I can easily create a avro file from some json data:
{
"upsert": "INSERT"
}
Using the avro-tools, it all works fine, to and from avro.
Now, these avro files are loaded in an external table in Hive, and boom, hive tells me that:
java.io.IOException: org.apache.avro.AvroTypeException: Found string, expecting data.model.EventType
According to the doc, hive does not actually support enum, but if I DESCRIBE
the table, the field is seen as a string:
col_name | data_type | comment
-------------------------------
upsert | string | ""
Is there a way for me to tell hive that it should use a string? Even if I run a query not selecting the upsert field, I will get the same error.
I create table as follow:
CREATE EXTERNAL TABLE IF NOT EXISTS events.event
PARTITIONED BY (year INT, month INT, day INT, hour INT)
ROW FORMAT SERDE 'org.apache.hadoop.hive.serde2.avro.AvroSerDe'
WITH SERDEPROPERTIES (
'avro.schema.url'='file:///path/to/event.avsc'
)
STORED AS AVRO
LOCATION '/events/event'
;
If I generate data from the avro-tools (random
command) the data is perfectly loaded in Hive.
The data I am actually using is created by confluent.
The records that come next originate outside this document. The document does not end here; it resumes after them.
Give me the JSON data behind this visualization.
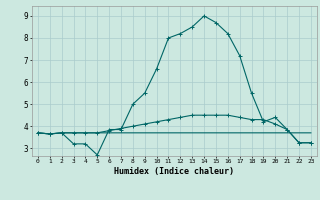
{
  "background_color": "#cce8e0",
  "grid_color": "#aacccc",
  "line_color": "#006666",
  "xlabel": "Humidex (Indice chaleur)",
  "xlim": [
    -0.5,
    23.5
  ],
  "ylim": [
    2.65,
    9.45
  ],
  "xtick_labels": [
    "0",
    "1",
    "2",
    "3",
    "4",
    "5",
    "6",
    "7",
    "8",
    "9",
    "10",
    "11",
    "12",
    "13",
    "14",
    "15",
    "16",
    "17",
    "18",
    "19",
    "20",
    "21",
    "22",
    "23"
  ],
  "ytick_vals": [
    3,
    4,
    5,
    6,
    7,
    8,
    9
  ],
  "line1_x": [
    0,
    1,
    2,
    3,
    4,
    5,
    6,
    7,
    8,
    9,
    10,
    11,
    12,
    13,
    14,
    15,
    16,
    17,
    18,
    19,
    20,
    21,
    22,
    23
  ],
  "line1_y": [
    3.7,
    3.65,
    3.7,
    3.7,
    3.7,
    3.7,
    3.7,
    3.7,
    3.7,
    3.7,
    3.7,
    3.7,
    3.7,
    3.7,
    3.7,
    3.7,
    3.7,
    3.7,
    3.7,
    3.7,
    3.7,
    3.7,
    3.7,
    3.7
  ],
  "line2_x": [
    0,
    1,
    2,
    3,
    4,
    5,
    6,
    7,
    8,
    9,
    10,
    11,
    12,
    13,
    14,
    15,
    16,
    17,
    18,
    19,
    20,
    21,
    22,
    23
  ],
  "line2_y": [
    3.7,
    3.65,
    3.7,
    3.2,
    3.2,
    2.7,
    3.85,
    3.85,
    5.0,
    5.5,
    6.6,
    8.0,
    8.2,
    8.5,
    9.0,
    8.7,
    8.2,
    7.2,
    5.5,
    4.2,
    4.4,
    3.85,
    3.25,
    3.25
  ],
  "line3_x": [
    0,
    1,
    2,
    3,
    4,
    5,
    6,
    7,
    8,
    9,
    10,
    11,
    12,
    13,
    14,
    15,
    16,
    17,
    18,
    19,
    20,
    21,
    22,
    23
  ],
  "line3_y": [
    3.7,
    3.65,
    3.7,
    3.7,
    3.7,
    3.7,
    3.8,
    3.9,
    4.0,
    4.1,
    4.2,
    4.3,
    4.4,
    4.5,
    4.5,
    4.5,
    4.5,
    4.4,
    4.3,
    4.3,
    4.1,
    3.85,
    3.25,
    3.25
  ]
}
The reason is that as said in the last line of the question:
The data I am actually using is created by confluent.
It turns out that on output with the HDFS sink, ENUM
s are converted to String
s. As I created external tables in Hive based on my original schema, there was a discrepancy. Now if I just extract the schema from the file created by the hdfs sink, and use this one in the table definition everything works as expected.